Mentally, this event placed me in the doldrums. It was as if there was a thundercloud over my head with a zero-percent chance of sunshine. I began to experience what depression and anxiety had felt like for the first time. I was gloomy, and I did not have the slightest determination to achieve my goals, like they had gotten washed down the drain.
At arguably the lowest point in my life, I was faced with the challenge of acquiring good grades and having a decent social life. For me, these were both difficult tasks at the time, considering it was hard for me to find a reason to get out of bed every morning. This was the point where my symptoms were evidently severe.

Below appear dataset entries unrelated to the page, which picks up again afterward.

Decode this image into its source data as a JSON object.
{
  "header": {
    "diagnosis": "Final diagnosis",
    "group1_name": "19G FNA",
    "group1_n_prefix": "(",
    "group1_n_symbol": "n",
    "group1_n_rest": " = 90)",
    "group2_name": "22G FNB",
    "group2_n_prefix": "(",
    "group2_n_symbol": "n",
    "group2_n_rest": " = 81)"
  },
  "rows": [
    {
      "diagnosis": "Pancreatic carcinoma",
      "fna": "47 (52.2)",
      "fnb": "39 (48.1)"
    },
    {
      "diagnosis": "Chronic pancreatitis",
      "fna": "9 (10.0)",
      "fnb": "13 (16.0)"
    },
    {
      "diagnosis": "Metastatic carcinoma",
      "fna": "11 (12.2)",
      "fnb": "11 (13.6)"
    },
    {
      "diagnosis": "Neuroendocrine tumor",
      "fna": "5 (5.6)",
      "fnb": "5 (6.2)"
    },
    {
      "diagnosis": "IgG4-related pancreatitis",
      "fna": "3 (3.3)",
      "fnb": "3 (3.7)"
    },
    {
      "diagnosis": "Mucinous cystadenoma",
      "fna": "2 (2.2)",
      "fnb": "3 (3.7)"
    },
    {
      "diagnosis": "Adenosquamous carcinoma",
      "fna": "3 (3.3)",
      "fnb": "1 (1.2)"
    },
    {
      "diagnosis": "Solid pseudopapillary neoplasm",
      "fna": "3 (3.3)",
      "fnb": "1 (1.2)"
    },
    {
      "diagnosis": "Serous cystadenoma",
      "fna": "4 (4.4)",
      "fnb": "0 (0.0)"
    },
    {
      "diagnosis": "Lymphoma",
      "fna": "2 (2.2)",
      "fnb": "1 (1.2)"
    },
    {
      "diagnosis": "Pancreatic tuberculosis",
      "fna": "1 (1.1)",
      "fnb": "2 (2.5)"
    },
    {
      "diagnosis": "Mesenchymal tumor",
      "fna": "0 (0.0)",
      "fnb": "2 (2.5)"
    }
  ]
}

The hardest thing about this time in my life, but also the most important thing, was acceptance. Every time my family would tell me I had depression, or I thought to myself that I maybe had depression, I erased that thought from my mind and put on a false facade that everything was ok when it really was not.
This was one of the hardest humps to get over personally. I was never able to achieve good grades because I was always in a bad state of mind to do so. I was very sick of feeling the way that I did, and my aunt would constantly continue to lecture me about getting the help that I need. Eventually, I put my foot down and thought to myself, “I don’t care what anyone else thinks of me. I have depression.”
At one of the most empowering moments of my life, the battle was far from over. I wanted to do really well in school and I knew running away from my problems was not going to do me any good. I finally went to see a therapist on a weekly basis, and I poured out my heart like lemonade from a pitcher. It took some time, it did not happen overnight, but I finally was able to wield control of my symptoms. I got to a point where I knew I had depression, but depression did not have me.
During my junior and senior year of high school, my grades improved dramatically and my social life was booming. I felt triumphant, and I knew this was a necessary step in my life because I did not want my mother to see me in a terrible place mentally and academically. I wanted her to look down and be proud of the man I was becoming, and my victory over mental illness did just that.